I have wished to be powerful my entire life, yet in the end, in the face of the most important moments, I am still powerless to change anything.
Yù’chén turns to me. He looks healthy again, his skin smooth and free of scales and dark veins. Beneath his cloak, he wears a fresh set of black robes.
He walks toward me and lifts the gauze curtain with one hand. The way he looks at me fills me with emotions I’m not meant to feel.
“Tell me this is real,” he says.
There are no words I can offer to make up for the wrongs I have done him. I have despised him on the basis of his birth, suspected him and doubted him time after time even when his every action was to help me, to protect me. I have accepted his help without consideration of the consequences for him as a half-mó—and I have sentenced him to death.
My vision blurs, and because my chest aches with all the empty apologies I can’t offer him, I speak his name: “Yù’chén.”
He crosses over to me in several brisk strides and reaches for me—then hesitates. We stand there for several heartbeats, his fingers lingering by my cheeks, and I realize I’m waiting for him to touch me.
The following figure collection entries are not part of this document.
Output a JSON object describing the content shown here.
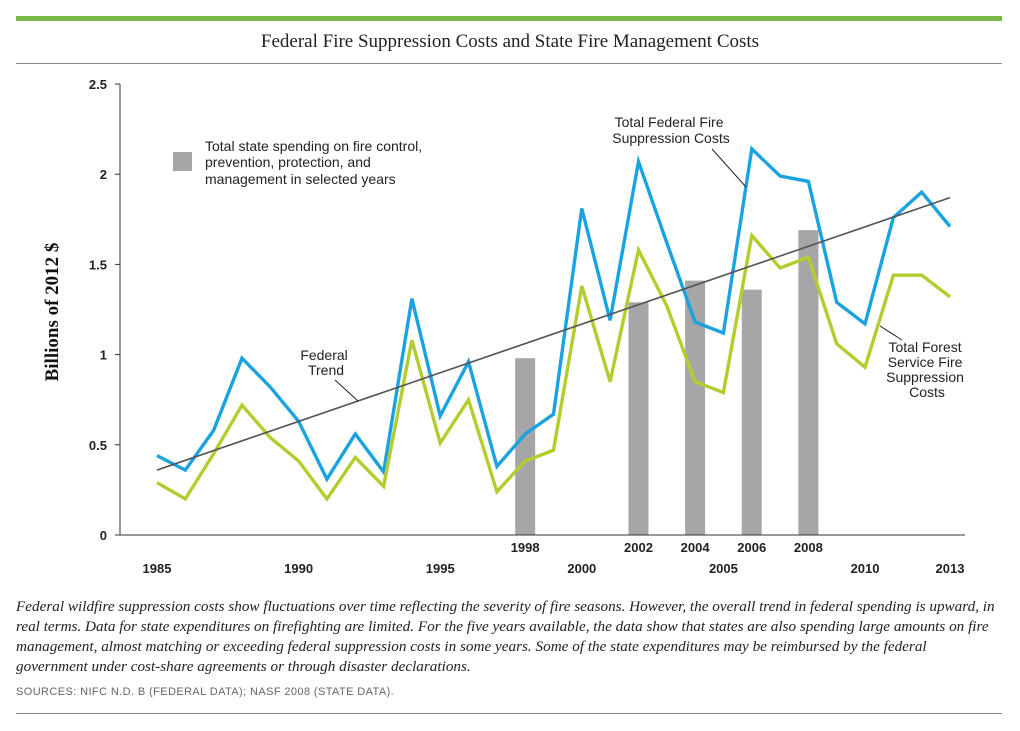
{
  "title": "Federal Fire Suppression Costs and State Fire Management Costs",
  "caption": "Federal wildfire suppression costs show fluctuations over time reflecting the severity of fire seasons. However, the overall trend in federal spending is upward, in real terms. Data for state expenditures on firefighting are limited. For the five years available, the data show that states are also spending large amounts on fire management, almost matching or exceeding federal suppression costs in some years. Some of the state expenditures may be reimbursed by the federal government under cost-share agreements or through disaster declarations.",
  "sources": "SOURCES: NIFC N.D. B (FEDERAL DATA); NASF 2008 (STATE DATA).",
  "colors": {
    "accent_rule": "#7ab648",
    "federal": "#1aa3e0",
    "forest_service": "#b4cd2e",
    "state_bars": "#a6a6a8",
    "trend": "#555555"
  },
  "chart_data": {
    "type": "line",
    "ylabel": "Billions of 2012 $",
    "xlabel": "",
    "ylim": [
      0,
      2.5
    ],
    "xlim": [
      1985,
      2013
    ],
    "yticks": [
      "0",
      "0.5",
      "1",
      "1.5",
      "2",
      "2.5"
    ],
    "xticks_lower": [
      "1985",
      "1990",
      "1995",
      "2000",
      "2005",
      "2010",
      "2013"
    ],
    "xticks_upper": [
      "1998",
      "2002",
      "2004",
      "2006",
      "2008"
    ],
    "x": [
      1985,
      1986,
      1987,
      1988,
      1989,
      1990,
      1991,
      1992,
      1993,
      1994,
      1995,
      1996,
      1997,
      1998,
      1999,
      2000,
      2001,
      2002,
      2003,
      2004,
      2005,
      2006,
      2007,
      2008,
      2009,
      2010,
      2011,
      2012,
      2013
    ],
    "series": [
      {
        "key": "federal",
        "color": "#1aa3e0",
        "values": [
          0.44,
          0.36,
          0.58,
          0.98,
          0.82,
          0.63,
          0.31,
          0.56,
          0.35,
          1.31,
          0.66,
          0.96,
          0.38,
          0.56,
          0.67,
          1.81,
          1.19,
          2.07,
          1.62,
          1.18,
          1.12,
          2.14,
          1.99,
          1.96,
          1.29,
          1.17,
          1.76,
          1.9,
          1.71
        ]
      },
      {
        "key": "forest_service",
        "color": "#b4cd2e",
        "values": [
          0.29,
          0.2,
          0.45,
          0.72,
          0.54,
          0.41,
          0.2,
          0.43,
          0.27,
          1.08,
          0.51,
          0.75,
          0.24,
          0.41,
          0.47,
          1.38,
          0.85,
          1.58,
          1.27,
          0.85,
          0.79,
          1.66,
          1.48,
          1.54,
          1.06,
          0.93,
          1.44,
          1.44,
          1.32
        ]
      }
    ],
    "bars": {
      "key": "state",
      "color": "#a6a6a8",
      "x": [
        1998,
        2002,
        2004,
        2006,
        2008
      ],
      "values": [
        0.98,
        1.29,
        1.41,
        1.36,
        1.69
      ]
    },
    "trend": {
      "x": [
        1985,
        2013
      ],
      "y": [
        0.36,
        1.87
      ],
      "color": "#555555"
    },
    "annotations": {
      "legend_text": [
        "Total state spending on fire control,",
        "prevention, protection, and",
        "management in selected years"
      ],
      "federal_label": [
        "Total Federal Fire",
        "Suppression Costs"
      ],
      "trend_label": [
        "Federal",
        "Trend"
      ],
      "forest_label": [
        "Total Forest",
        "Service Fire",
        "Suppression",
        "Costs"
      ]
    }
  }
}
Yù’chén swallows and slowly, very slowly, retracts his hand. He draws a deep breath and shifts his gaze to a spot behind me. “You shouldn’t be here.” His voice is hard.
“It’s my fault,” I choke out. “I asked you to help my sister—then the mó—and Yán’lù—”
“It’s all right,” he says. “I’ll be all right.”
“It’s not. You won’t. They’re not going to give you a fair trial, Yù’chén.”
Something settles on his expression: a resignation I have seen before. The same expression he wore when I confronted him about being a half-mó. When he asked me to see him as anything but. Finally, he looks at me again, his eyes as dark and as deep as the night.
“Àn’ying,” he says, and his voice is steady. “When we are born, we are set on a path to walk. One drawn by our birthright, our status, our blood. Some are born with golden crowns on their heads, beloved and made for a life of glory and dreams; others are less fortunate. That is fate, drawn and allotted by the Heavenly Order. I have known since the start what mine was meant to be. And if it should end here, I have no regrets.”
I clench my teeth, and this time, I cannot stop the tear that carves its way down my cheek. “I don’t know why you don’t hate me,” I whisper.
His expression softens. “You,” he says slowly, “are the first person who has treated me as if I’m…human. As if I am deserving of anything other than revulsion and disgust.”
I flinch.Youdisgustme,I once told him.
I steel the storm in my heart and meet his gaze. “Yù’chén, do you remember what you asked of me before we left to see my sister?”
He stills. “Yes.”
I reach out and press my palm to his chest, where his heart beats. “I see you.”
It is too little too late after all that he has done for me,where he is now, and what will happen to him tomorrow. But it is all that I can give him.
Yù’chén closes his eyes; a shiver passes through him, nearly imperceptible. When he opens them again, they are raw. They catch mine and theyburn,and it’s as though they ignite something in my heart and in my very soul: a fire that has been there all along and that roars to life at his gaze.
“Àn’ying.” He says my name as if it is the most important thing in this world. His expression is careful as he beholds me. Slowly, ever so slowly, he lifts his hand from where it rests on the bottom-left corner of his cloak. Lifts it toward my cheek. He pauses. A question.
I don’t look away from him. An answer.
His eyes heat, and his fingers finally fall, coming to rest on my cheeks. His touch sends shivers of pleasure through my body. Yù’chén doesn’t move, just holds me, barely, his palm cupping the edge of my jaw. His gaze, though, roams my face, as if he is studying the map of my features, committing every line and shadow to memory.
Slowly, ever so slowly, I reach up to touch his jaw. My breaths quicken as I trace the sharp lines of him, all made for devastating beauty and destruction. There is something different to the way we interact with each other tonight. It is nothing like the clumsy, passion-fueled embraces of the hot spring or the hazy stupor of the flowers’ poison back in his passage. This time, we are both awake, our breaths taut, so carefully and painfully aware of what we are doing, of this new level of intimacy between us as we explore each other beneath the fragile light of the moon.
And perhaps it is the awareness of our time running outthat makes me bolder, or perhaps it is the certainty of the feeling that has possessed me all along finally coming to light.
“Yù’chén,” I whisper. I ask the question that has been haunting me for weeks since that night at the hot spring. “What did you see in the forest?”
He hesitates, but he does not close off. No, there is only a weary grief to the way he pauses. His fingers are on the edges of my jaw now, sweeping over the sensitive crook to the back of my neck.
“I saw you,” he replies, and I shiver at his voice, at his touch, at the meaning in his words. “I saw you, dying, a demon drinking your soul.”
The Forest of Nightmares. I remember now, the way he froze at the sight of that blurred figure between the trees, the body lying within its clutches. The painted skins had manifested our worst fears. To Yù’chén, it had manifested my death.